My identity is not political. Our trans children’s identities are not political. We ask state legislators and public officials to stop contacting us. To stop spreading misinformation. Stop using trans kids as political fodder.

If we care about our schools and our children’s future, this has to stop. Florida is bleeding teachers and kids are being hurt and attacked because of their LGBTQ identity.

K-12 schools opened this fall, according to the Kansas State Department of Education 1,628 vacancies. Teachers are already stretched enough. What do you think will happen if you tell teachers to de-identify their students?

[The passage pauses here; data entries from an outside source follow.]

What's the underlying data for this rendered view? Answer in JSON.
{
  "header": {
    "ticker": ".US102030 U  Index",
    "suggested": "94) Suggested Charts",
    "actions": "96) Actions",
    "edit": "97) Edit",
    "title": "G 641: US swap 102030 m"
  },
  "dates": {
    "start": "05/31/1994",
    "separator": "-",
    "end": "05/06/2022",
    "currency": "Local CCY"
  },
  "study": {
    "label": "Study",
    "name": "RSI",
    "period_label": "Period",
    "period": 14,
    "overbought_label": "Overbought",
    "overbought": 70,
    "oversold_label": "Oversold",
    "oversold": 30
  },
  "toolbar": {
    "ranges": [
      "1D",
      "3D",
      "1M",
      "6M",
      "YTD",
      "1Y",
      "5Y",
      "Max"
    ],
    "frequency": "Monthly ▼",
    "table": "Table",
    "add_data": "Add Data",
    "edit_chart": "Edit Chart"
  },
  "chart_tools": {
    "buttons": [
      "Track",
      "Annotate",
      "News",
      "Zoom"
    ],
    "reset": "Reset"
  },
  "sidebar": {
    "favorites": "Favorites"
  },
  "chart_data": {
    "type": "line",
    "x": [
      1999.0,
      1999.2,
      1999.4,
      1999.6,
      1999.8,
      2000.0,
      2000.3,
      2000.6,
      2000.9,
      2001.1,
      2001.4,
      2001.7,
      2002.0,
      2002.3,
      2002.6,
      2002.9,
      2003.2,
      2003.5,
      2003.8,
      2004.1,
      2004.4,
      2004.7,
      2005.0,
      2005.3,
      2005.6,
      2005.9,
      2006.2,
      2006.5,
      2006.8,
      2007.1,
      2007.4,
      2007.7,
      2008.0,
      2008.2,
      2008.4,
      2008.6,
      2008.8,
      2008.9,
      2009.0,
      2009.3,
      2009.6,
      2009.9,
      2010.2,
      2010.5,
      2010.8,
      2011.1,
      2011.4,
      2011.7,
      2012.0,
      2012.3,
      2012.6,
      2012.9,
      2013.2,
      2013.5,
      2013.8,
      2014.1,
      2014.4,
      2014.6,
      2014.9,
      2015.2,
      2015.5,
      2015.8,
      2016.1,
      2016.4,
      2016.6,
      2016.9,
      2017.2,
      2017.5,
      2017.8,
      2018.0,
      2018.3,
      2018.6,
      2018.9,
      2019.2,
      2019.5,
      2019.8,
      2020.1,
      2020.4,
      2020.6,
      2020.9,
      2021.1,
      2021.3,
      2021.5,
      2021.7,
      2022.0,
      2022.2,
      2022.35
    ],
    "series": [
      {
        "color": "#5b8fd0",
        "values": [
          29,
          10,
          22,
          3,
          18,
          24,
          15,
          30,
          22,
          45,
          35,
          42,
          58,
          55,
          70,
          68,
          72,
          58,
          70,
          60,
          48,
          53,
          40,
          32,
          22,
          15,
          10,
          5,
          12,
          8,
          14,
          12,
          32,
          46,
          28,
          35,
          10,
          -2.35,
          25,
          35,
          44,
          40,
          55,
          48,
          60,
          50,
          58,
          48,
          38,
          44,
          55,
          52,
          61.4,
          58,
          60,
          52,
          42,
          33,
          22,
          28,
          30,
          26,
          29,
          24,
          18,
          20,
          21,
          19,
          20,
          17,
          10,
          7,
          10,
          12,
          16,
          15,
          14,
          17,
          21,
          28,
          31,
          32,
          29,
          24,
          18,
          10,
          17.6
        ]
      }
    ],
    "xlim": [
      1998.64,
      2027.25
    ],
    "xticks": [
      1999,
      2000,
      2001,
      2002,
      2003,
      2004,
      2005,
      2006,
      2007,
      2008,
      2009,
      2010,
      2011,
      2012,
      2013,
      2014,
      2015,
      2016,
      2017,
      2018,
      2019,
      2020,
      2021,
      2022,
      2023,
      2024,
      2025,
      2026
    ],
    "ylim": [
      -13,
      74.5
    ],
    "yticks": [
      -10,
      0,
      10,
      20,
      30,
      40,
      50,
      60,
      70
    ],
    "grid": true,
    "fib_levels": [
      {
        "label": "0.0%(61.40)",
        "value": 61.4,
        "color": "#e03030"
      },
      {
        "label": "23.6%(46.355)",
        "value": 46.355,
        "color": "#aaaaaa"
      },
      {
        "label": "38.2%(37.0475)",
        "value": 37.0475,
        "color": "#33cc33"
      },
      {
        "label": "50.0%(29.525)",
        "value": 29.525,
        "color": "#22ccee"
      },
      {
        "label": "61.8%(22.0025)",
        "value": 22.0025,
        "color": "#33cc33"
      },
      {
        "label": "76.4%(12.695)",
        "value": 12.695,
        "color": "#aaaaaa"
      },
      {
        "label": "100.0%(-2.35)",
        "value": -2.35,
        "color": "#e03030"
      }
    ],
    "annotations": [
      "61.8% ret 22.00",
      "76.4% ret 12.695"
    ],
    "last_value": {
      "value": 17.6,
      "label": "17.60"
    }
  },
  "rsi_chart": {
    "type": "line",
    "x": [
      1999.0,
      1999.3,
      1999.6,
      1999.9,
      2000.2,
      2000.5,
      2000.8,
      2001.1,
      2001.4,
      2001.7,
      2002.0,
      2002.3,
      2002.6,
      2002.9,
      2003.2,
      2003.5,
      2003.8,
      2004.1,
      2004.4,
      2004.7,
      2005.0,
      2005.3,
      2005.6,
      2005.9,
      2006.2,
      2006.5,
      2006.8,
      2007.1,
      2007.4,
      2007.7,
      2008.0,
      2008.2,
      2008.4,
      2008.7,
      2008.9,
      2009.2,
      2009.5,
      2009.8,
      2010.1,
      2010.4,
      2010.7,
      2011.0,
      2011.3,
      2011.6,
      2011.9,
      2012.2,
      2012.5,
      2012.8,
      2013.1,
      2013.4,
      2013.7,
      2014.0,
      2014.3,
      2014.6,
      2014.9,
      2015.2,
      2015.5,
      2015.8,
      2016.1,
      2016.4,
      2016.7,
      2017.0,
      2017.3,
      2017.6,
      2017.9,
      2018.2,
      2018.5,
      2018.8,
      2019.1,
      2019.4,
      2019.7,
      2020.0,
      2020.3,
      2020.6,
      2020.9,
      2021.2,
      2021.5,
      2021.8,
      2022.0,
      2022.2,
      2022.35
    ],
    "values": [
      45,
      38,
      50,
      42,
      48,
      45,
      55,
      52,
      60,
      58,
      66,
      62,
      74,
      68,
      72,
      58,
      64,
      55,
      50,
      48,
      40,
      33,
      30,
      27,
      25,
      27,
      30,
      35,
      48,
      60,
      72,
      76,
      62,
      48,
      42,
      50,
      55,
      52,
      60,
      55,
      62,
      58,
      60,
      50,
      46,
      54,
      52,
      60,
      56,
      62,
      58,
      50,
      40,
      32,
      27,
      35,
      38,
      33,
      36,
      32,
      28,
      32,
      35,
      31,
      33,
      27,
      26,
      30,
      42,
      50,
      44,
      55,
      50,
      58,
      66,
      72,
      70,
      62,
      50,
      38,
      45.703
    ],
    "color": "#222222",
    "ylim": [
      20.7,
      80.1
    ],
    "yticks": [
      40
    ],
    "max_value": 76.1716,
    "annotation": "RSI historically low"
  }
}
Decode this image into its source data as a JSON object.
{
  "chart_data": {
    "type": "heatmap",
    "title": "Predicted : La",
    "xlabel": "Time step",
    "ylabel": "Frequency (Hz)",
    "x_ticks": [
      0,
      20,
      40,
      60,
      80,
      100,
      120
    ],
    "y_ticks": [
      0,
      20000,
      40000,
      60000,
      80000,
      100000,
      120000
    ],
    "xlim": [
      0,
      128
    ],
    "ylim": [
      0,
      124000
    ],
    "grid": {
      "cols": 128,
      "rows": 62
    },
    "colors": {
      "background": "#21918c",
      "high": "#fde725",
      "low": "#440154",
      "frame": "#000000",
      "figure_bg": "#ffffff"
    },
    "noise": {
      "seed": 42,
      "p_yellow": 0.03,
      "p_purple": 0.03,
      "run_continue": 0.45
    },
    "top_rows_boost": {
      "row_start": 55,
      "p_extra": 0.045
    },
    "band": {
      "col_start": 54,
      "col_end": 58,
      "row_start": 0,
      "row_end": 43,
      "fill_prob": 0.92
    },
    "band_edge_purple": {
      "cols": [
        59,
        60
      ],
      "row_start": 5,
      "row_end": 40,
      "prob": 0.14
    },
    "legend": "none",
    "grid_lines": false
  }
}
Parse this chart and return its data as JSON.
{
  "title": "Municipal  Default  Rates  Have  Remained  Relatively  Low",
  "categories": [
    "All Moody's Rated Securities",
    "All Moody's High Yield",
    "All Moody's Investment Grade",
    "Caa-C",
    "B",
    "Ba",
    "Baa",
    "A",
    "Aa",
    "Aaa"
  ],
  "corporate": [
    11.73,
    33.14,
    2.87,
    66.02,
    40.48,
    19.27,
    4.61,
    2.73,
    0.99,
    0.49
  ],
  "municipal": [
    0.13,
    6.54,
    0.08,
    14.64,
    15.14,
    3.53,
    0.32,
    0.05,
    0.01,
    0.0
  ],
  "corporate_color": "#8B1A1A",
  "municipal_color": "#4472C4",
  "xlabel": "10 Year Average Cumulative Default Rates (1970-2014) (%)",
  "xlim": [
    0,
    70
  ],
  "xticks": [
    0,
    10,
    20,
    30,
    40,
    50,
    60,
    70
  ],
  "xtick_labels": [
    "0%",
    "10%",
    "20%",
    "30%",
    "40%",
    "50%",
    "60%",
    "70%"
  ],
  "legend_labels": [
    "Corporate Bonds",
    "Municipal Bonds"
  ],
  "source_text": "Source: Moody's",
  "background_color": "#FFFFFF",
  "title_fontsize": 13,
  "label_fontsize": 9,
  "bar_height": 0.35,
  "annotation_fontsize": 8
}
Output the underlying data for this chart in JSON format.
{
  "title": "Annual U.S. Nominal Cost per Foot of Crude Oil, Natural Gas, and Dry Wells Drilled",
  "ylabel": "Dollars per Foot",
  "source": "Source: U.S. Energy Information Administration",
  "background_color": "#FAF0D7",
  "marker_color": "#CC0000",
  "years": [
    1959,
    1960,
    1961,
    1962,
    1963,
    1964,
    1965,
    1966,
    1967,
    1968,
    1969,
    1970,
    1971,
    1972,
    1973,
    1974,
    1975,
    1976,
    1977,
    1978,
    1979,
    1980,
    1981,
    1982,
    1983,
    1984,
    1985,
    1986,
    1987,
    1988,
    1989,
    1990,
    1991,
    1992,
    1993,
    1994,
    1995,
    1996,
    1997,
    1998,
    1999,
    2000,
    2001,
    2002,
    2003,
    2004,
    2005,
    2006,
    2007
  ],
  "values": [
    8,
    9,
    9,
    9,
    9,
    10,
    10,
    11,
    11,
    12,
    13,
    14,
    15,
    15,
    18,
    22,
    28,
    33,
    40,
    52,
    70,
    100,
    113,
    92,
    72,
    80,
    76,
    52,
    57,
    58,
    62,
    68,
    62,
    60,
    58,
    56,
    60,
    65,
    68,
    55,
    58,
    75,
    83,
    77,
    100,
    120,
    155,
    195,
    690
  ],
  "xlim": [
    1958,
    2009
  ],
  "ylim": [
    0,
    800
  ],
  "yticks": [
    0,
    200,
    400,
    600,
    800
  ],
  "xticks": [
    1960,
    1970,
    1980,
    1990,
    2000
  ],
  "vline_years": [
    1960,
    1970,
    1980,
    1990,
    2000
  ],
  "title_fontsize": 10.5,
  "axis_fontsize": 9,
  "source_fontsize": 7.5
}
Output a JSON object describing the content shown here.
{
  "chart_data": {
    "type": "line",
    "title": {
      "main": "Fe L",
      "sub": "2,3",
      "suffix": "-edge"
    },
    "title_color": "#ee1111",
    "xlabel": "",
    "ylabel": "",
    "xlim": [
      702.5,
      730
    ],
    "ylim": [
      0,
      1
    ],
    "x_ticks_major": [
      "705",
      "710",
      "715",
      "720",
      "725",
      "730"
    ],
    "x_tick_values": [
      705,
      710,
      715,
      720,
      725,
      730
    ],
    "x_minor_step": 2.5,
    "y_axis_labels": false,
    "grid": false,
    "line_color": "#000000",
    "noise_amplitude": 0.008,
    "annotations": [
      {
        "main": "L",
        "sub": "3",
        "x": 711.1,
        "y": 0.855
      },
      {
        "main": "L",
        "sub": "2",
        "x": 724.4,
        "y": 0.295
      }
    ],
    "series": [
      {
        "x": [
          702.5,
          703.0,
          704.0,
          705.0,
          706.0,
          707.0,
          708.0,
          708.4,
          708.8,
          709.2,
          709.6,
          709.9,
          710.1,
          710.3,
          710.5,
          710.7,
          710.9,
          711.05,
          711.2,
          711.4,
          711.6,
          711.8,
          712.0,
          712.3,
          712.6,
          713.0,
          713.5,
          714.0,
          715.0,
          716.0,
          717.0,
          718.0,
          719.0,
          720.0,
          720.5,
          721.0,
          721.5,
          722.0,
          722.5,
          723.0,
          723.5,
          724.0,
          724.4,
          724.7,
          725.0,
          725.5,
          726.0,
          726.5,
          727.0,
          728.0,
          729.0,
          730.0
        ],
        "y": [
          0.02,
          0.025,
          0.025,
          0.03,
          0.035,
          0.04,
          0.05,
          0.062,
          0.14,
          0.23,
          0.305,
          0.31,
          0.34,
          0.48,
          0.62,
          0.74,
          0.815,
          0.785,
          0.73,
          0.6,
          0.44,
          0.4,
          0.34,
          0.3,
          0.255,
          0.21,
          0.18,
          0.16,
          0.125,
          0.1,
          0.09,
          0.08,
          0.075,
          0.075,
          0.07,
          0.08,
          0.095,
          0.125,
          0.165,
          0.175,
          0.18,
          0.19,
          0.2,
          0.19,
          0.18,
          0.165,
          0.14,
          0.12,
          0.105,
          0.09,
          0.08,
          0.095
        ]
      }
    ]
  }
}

What will happen to our LGBTQ teachers?

Those challenges await regardless of the outcome of next month’s election. Kansans who care about the well-being of LGBTQ youth must understand that protecting their rights will take the long view and persistent advocacy.

Our teachers and students deserve nothing less.

Through its opinion section, the Kansas Reflector seeks to amplify the voices of those affected by public policy or excluded from the public debate. Find information here, including how to submit your own comment.